На другой день Мишка не поднялся. Авдотья было разозлилась, но, увидев, что он весь горячий, кашляет и глаза мутные, не тронула. Укрыла его бабкиным тулупом, а сама пошла «к барыне» за подмогой.
— Он у тебя босиком по улице носится, вот и дождалась, — сказала строго Варвара Андреевна. — Смотри, чтоб воспаление легких не схватил.
— Да что мне, барыня–милок, что мне со стервецом поделать? Я уж ему и говорю: запорю, сукин кот, сиди дома, уши оборву…
— Нет, нет, ты, пожалуйста, потише. Здесь не кабак.
Лиза заходила к Мишке несколько раз.
— Как у них ужасно, — говорила потом матери. — Воздух… грязь, какой‑то мрак, холод… Я прямо боюсь этой Авдотьи.
— Ты всегда была такая нервная. Ну, а уж теперь, после смерти мужа… — Авдотью бояться! Противная баба, больше ничего.
Лиза решила — правда, стыдно так бояться и не любить. Надо за нее молиться. И с этого дня стала она в одинокой своей молитве, поминая ближних и дальних, прибавлять имя Евдокии. Когда мысленно, стоя на коленях, в темноте, называла ее, казалось, что это не совсем та, Евдокия была как‑то лучше, благообразнее, чем Авдотья-смерть. И после, раздумывая, Лиза даже стыдилась, что назвала ее смертью. «Господи, вот святые лобызали прокаженных…» И содрогалась. Если представить себе, что надо поцеловать эти белые губы Авдотьи, костяной оскал с запахом гнили, могилы, с фосфорическим блеском глаз полуголодных… Нет, видно, она недостойна!
Мишке давали, что нашлось в старой аптеке: хину, аспирин. Но он непрерывно кашлял. Метался, хрипел, и сама Авдотья вдруг стала понурой, тише мерила ходулями своими землю. Все‑таки ухитрялась «добегать» к соседям, за две версты к мельнику, в Козловку к Аксюше Лапочке.
Однажды, в холодный предрождественский день, пробежавши верст шесть, в сумерки возвращалась она домой, таща за плечами, в котомке, кое‑что снеди. Привычно полаяли на нее собаки в Кочках, привычно шумели березы по канаве, окружавшей усадьбу. Странным казался лишь слабенький отблеск в окне молочной. «Не спалил бы, пралик…» И она наддала ходу.
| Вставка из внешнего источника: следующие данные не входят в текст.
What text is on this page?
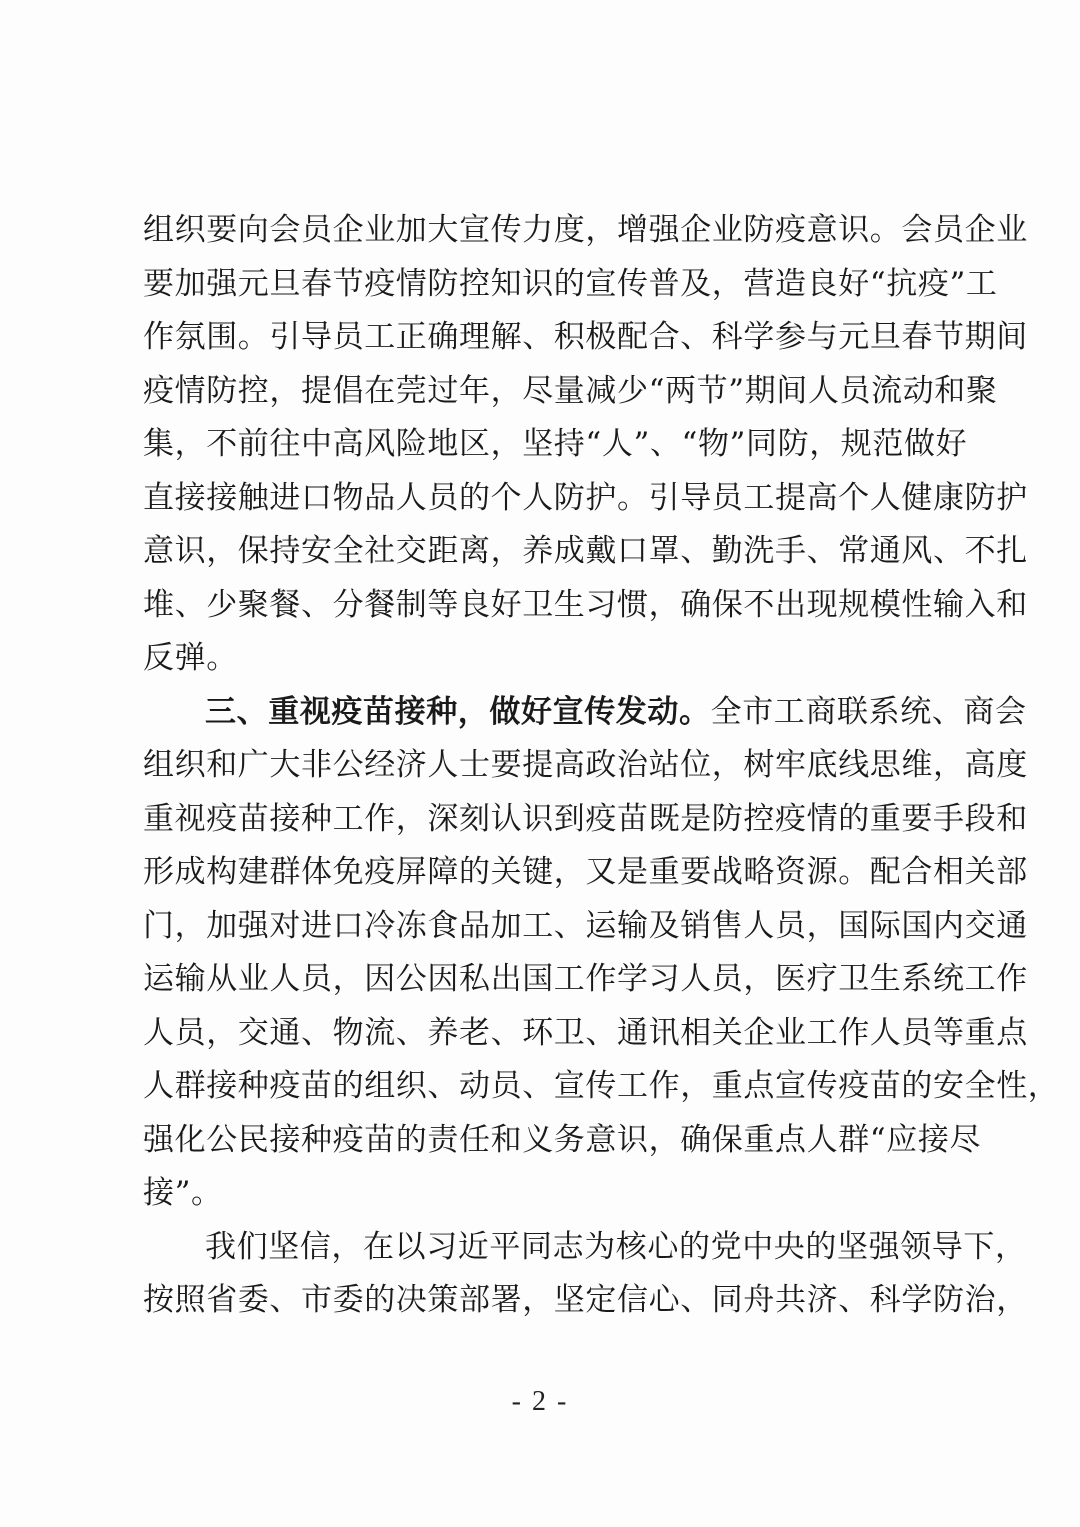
组织要向会员企业加大宣传力度，增强企业防疫意识。会员企业
要加强元旦春节疫情防控知识的宣传普及，营造良好“抗疫”工
作氛围。引导员工正确理解、积极配合、科学参与元旦春节期间
疫情防控，提倡在莞过年，尽量减少“两节”期间人员流动和聚
集，不前往中高风险地区，坚持“人”、“物”同防，规范做好
直接接触进口物品人员的个人防护。引导员工提高个人健康防护
意识，保持安全社交距离，养成戴口罩、勤洗手、常通风、不扎
堆、少聚餐、分餐制等良好卫生习惯，确保不出现规模性输入和
反弹。
三、重视疫苗接种，做好宣传发动。全市工商联系统、商会
组织和广大非公经济人士要提高政治站位，树牢底线思维，高度
重视疫苗接种工作，深刻认识到疫苗既是防控疫情的重要手段和
形成构建群体免疫屏障的关键，又是重要战略资源。配合相关部
门，加强对进口冷冻食品加工、运输及销售人员，国际国内交通
运输从业人员，因公因私出国工作学习人员，医疗卫生系统工作
人员，交通、物流、养老、环卫、通讯相关企业工作人员等重点
人群接种疫苗的组织、动员、宣传工作，重点宣传疫苗的安全性，
强化公民接种疫苗的责任和义务意识，确保重点人群“应接尽
接”。
我们坚信，在以习近平同志为核心的党中央的坚强领导下，
按照省委、市委的决策部署，坚定信心、同舟共济、科学防治，
- 2 -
Костлявой рукою крепко двинула дверь. Мишка лежал на спине, неподвижно, красные его ручки сложены крестообразно, в головах теплится свечка. И Лиза. В руках у нее Псалтырь.
Авдотья не сразу сообразила. Холодная струя ворвалась за ней, она не успела захлопнуть двери, остановилась, смотрела бессмысленно на остренький носик Мишки, на бледную Лизу с глазами во влажном блеске, и вдруг вопль, хриплый, глухой, поразил смрадный воздух, — как стояла, рухнула Авдотья с палкою своей, с котомкой, к холодным ручонкам сына.
— Сокол ты мой ясный, орел золотой, дитя ненаглядное…
IVДитя ушло, не много вкусив в жизни. И невелик был гроб, из той же сосны, творенье тех же старческих рук Григория Мягкого. Он лег рядом с бабкою, в нескольких шагах от Николая Степаныча.